A number of representatives from the credit and collection industry filed their comments in response to the Consumer Financial Protection Bureau’s proposed debt collection rule yesterday, and many more are expected to do so in the two days left before the comment period expires.
Among those that submitted comments yesterday were:
- DAKCS Software Systems
- Professional Finance Company
- Check Into Cash
- Eastern Revenue
- New Jersey Creditor’s Bar Association
- Miller & Steeno
- Laura Benavidez
As well, seven different employees from Express Recovery Services filed their own comments. They primarily expressed support for the proposal that would allow collectors to leave a “limited content message” that would not be subject to the Fair Debt Collection Practices Act.

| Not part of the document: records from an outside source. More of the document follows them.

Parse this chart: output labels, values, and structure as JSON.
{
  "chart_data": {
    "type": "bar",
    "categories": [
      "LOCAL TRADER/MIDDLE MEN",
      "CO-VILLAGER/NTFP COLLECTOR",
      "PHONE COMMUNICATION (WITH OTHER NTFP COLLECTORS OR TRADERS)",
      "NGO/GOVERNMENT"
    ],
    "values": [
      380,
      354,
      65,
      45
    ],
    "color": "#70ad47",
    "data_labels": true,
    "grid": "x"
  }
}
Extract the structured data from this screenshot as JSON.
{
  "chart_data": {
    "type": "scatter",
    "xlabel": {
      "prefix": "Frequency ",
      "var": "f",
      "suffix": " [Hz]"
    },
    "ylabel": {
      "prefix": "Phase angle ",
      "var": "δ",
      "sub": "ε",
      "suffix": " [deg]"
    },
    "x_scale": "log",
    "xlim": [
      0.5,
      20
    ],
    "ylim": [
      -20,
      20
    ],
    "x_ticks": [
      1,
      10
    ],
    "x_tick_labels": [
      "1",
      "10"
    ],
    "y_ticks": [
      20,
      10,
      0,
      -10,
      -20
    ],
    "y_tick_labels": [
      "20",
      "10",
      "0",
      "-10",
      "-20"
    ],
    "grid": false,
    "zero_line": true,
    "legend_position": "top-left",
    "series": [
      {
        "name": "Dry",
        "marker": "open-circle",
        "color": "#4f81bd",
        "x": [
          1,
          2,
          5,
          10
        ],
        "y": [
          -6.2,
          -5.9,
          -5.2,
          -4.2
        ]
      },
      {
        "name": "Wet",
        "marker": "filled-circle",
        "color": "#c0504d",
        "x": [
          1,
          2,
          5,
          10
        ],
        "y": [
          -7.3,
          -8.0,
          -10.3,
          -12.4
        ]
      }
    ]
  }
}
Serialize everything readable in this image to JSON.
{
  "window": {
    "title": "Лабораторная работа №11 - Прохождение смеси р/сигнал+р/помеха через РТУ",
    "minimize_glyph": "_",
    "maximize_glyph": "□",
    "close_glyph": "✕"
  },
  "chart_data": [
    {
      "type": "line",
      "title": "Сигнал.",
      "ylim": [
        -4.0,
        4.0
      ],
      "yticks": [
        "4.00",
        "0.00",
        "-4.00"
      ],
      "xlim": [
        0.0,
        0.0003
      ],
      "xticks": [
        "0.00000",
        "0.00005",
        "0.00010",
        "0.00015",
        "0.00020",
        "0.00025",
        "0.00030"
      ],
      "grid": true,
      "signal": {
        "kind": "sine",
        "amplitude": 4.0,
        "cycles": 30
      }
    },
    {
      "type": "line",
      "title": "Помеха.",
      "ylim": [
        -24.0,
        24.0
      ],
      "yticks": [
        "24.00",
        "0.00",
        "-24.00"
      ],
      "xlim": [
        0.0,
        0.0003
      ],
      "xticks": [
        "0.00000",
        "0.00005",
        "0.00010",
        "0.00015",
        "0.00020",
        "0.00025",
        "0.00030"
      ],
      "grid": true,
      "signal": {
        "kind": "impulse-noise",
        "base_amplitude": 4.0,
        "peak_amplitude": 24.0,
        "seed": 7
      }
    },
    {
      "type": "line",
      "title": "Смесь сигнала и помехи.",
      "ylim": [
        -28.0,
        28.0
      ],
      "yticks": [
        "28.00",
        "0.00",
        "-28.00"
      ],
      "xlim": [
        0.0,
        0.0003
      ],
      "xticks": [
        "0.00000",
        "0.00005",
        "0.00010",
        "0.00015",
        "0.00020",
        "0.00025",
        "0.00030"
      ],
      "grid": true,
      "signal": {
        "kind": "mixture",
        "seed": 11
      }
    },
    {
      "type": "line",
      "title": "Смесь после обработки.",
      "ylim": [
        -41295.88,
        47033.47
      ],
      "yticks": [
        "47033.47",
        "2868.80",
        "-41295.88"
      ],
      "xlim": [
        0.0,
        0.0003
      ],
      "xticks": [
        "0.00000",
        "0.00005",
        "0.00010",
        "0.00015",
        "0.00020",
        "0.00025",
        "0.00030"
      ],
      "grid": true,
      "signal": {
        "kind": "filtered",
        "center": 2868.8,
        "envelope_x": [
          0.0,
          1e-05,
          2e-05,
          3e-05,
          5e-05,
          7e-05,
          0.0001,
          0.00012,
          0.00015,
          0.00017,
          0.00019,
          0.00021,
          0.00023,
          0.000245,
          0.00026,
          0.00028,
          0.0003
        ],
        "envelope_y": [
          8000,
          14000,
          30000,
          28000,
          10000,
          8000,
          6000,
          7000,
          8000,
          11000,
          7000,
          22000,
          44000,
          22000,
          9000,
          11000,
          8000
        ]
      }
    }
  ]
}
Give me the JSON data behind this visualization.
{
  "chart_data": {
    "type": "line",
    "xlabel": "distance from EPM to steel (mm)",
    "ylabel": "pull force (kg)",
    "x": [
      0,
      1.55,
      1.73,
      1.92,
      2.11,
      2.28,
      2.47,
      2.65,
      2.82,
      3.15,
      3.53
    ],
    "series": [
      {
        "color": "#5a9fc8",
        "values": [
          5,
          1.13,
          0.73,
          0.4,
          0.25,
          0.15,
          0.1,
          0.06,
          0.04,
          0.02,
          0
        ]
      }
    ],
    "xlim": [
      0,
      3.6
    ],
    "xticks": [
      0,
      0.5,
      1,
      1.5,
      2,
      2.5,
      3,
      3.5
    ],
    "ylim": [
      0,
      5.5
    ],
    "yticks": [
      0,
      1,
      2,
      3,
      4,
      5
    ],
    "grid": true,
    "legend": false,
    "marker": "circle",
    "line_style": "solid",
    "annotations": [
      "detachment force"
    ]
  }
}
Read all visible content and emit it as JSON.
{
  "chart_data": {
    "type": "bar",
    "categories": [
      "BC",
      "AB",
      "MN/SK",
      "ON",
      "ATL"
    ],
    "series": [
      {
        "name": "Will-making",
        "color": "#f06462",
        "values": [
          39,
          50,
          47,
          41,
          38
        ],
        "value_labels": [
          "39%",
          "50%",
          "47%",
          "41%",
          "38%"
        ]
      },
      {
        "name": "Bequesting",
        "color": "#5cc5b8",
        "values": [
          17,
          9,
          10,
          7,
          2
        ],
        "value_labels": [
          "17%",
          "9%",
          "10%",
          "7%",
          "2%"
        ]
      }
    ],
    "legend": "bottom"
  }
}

Wrote Chris Gray, for example, “As for the voice mails proposal, I really like that you are possibly giving us the option to leave voice mails I don’t know how many times I have had consumers call in and ask why we don’t leave voice mails and that they usually don’t answer the phone to an unrecognized number. Most consumers say they would have called back if we just left a message. Not being able to leave messages can have a negative impact on the consumer because if they don’t know that we are trying to get ahold of them and the debt goes unpaid it can have negative impacts on their credit and can cause the accounts to be forwarded out to our attorney’s office. So being able to leave messages will help the consumer to avoid those negative impacts. “
Also yesterday, Mark Neeb, the chief executive of ACA International, said while speaking at the Northeast Debt Collection Expo in Atlantic City that ACA’s comment letter was at least 150 pages long as it puts the finishing touches on its thoughts about the proposed rule.
In its comment, Professional Finance Company included data about how much it costs the agency to respond to disputes and how much it will cost should the CFPB move forward with a proposal to disclose the itemization date of the debt. Only 17% of the agency’s customers include such information in their files, the agency said in its comment. It would cost the agency as much as $31,000 to implement the changes necessary to include this information in disclosures, the agency said.